The agency’s language in defending the removal of the exemption could actually aid physicians and their medical societies in limiting industry reporting of payments to third parties, such as medical societies, that may result in some benefit to physicians. Specifically: [P]ayments or other transfers of value, including payments made to physician covered recipients for purposes of attending or speaking at continuing education events, which do not meet the definition of an indirect payment, as defined at §403.902, are not reportable. For example, if an applicable manufacturer or applicable GPO provides funding to support a continuing education event but does not require, instruct, direct, or otherwise cause the continuing education event provider to provide the payment or other transfer or value in whole or in part to a covered recipient, the applicable manufacturer or applicable GPO is not required to report the payment or other transfer of value. The payment is not reportable regardless if the applicable manufacturer or applicable GPO learns the identity of the covered recipient during the reporting year or by the end of the second quarter of the following reporting year because the payment or other transfer of value did not meet the definition of an indirect payment. This approach is also consistent with our statement at (78 FR 9490), where we explained that “if an applicable manufacturer provided an unrestricted donation to a physician professional organization to use at the organization’s discretion, and the organization chose to use the donation to make grants to physicians, those grants would not constitute ‘indirect payments’ because the applicable manufacturer did not require, instruct, or direct the organization to use the donation for grants to physicians.” (Emphasis added.)

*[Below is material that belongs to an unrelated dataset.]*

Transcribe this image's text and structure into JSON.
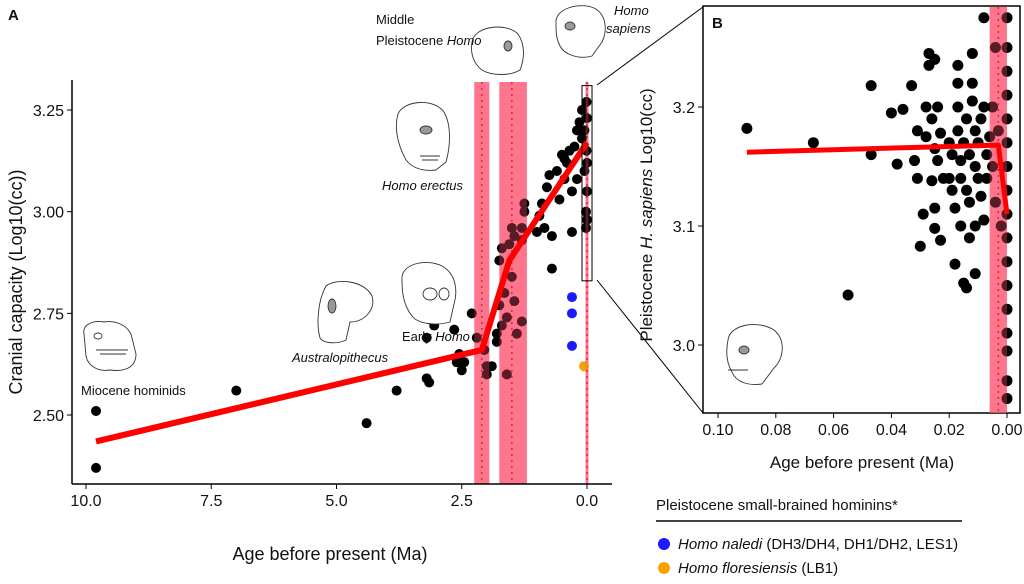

There is no doubt that the removal of the CME exemption could lead some manufacturers to report CME payments in circumstances that were previously covered by the exemption. However, medical societies that receive unrestricted grants or other payments from industry to support CME activities, and the physician speakers at those events, should be able to use the language quoted above to dissuade manufacturers from reporting such payments if the manufacturer is not involved in selecting the speakers for such events, even if the manufacturer eventually learns the identity of the speakers.